Pavimenti in bambù intrecciato è uno dei materiali per pavimentazioni naturali più duri e durevoli oggi disponibili: più duro della maggior parte dei legni duri, con un grado di durezza Janka compreso tra 3.000 e 5.000 lbf a seconda del metodo di produzione. Sì, nella maggior parte dei casi può essere rifinito. Sì, può essere installato come pavimento flottante, incollato o inchiodato. Questa guida copre tutto ciò che devi sapere: cos'è, come è fatto, se può essere levigato e rifinito e una procedura dettagliata per l'installazione.

Cos'è il pavimento in bambù intrecciato?

Pavimenti in bambù intrecciato , chiamato anche pavimento in bambù intrecciato, è un prodotto di pavimentazione naturale ingegnerizzato realizzato triturando gli steli di bambù grezzi in lunghi fili fibrosi, comprimendoli sotto estrema pressione con resina adesiva e polimerizzandoli in assi dense. Il risultato è un materiale con una densità di circa 1.000–1.200 kg/m³, circa il doppio di quella dei tradizionali pavimenti in bambù massiccio e paragonabile o superiore a molti legni duri di prima qualità.
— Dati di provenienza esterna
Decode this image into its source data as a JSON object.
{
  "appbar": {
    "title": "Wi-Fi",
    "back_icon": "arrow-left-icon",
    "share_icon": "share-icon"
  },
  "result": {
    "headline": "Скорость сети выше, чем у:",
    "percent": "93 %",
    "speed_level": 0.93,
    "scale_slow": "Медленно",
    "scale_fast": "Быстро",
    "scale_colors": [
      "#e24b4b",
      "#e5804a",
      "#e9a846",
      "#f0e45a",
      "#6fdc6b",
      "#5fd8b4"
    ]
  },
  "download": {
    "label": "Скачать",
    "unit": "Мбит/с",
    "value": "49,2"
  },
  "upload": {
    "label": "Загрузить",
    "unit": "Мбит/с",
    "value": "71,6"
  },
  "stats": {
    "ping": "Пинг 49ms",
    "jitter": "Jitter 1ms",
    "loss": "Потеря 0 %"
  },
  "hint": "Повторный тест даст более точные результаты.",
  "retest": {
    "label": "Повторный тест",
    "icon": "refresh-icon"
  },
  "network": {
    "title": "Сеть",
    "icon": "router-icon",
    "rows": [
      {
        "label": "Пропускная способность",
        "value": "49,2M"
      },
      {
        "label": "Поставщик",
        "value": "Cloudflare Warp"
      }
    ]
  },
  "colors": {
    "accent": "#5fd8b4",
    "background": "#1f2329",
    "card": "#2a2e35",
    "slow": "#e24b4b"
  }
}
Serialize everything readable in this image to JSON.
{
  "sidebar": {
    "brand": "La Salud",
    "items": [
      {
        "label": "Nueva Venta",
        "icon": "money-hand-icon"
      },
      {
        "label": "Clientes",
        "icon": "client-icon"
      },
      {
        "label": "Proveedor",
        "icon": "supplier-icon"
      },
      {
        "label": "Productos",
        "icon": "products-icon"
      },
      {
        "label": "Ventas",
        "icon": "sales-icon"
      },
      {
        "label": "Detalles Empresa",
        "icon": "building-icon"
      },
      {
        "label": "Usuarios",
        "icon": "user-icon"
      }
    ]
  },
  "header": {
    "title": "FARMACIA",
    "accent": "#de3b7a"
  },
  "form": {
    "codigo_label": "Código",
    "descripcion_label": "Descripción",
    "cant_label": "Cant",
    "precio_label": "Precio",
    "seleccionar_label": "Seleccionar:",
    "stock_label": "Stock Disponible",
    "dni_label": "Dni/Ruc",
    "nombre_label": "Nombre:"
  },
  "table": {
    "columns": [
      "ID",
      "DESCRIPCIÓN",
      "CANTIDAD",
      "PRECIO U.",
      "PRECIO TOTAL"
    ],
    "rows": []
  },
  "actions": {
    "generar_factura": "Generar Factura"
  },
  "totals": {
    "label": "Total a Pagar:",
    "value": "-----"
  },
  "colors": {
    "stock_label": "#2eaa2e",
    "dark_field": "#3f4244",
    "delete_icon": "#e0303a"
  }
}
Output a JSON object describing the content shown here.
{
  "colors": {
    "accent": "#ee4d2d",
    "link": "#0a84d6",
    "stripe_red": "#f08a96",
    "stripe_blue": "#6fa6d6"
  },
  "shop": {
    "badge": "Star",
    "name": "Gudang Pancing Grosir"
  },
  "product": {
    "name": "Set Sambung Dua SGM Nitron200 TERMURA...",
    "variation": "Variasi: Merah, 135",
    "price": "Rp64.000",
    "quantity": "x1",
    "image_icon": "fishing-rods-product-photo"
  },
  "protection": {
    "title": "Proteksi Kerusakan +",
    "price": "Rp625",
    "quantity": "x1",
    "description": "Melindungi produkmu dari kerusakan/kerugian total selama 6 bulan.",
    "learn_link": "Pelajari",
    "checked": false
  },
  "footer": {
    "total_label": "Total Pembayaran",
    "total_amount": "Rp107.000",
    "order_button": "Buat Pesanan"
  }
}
A differenza dei tradizionali pavimenti in bambù orizzontali o verticali – che tagliano semplicemente i culmi di bambù in strisce piatte – il bambù intrecciato si rompe completamente e ricostruisce la struttura della fibra. Questa randomizzazione delle fibre in più direzioni è proprio il motivo per cui raggiunge valori di durezza così elevati. Per riferimento, Quercia Rossa (un punto di riferimento standard) segna 1.290 lbf sulla scala Janka. Il bambù intrecciato a filo naturale vale circa 3.000 lbf e le versioni carbonizzate raggiungono ancora circa 2.000-2.500 lbf.

Materiale Durezza Janka (lbf) Densità (kg/m³) Fonte rinnovabile
Bambù in filo naturale 3.000 – 5.000 1.100 – 1.200 Sì (raccolto quinquennale)
Bambù in filo carbonizzato 2.000 – 2.500 1.000 – 1.100
Teak brasiliano (Cumaru) 3.540 1.085 No (a crescita lenta)
Quercia Bianca 1.360 770 No
Red Oak 1.290 740 No
Bambù orizzontale tradizionale 900 – 1.300 600 – 700

Come viene realizzato il pavimento in bambù intrecciato?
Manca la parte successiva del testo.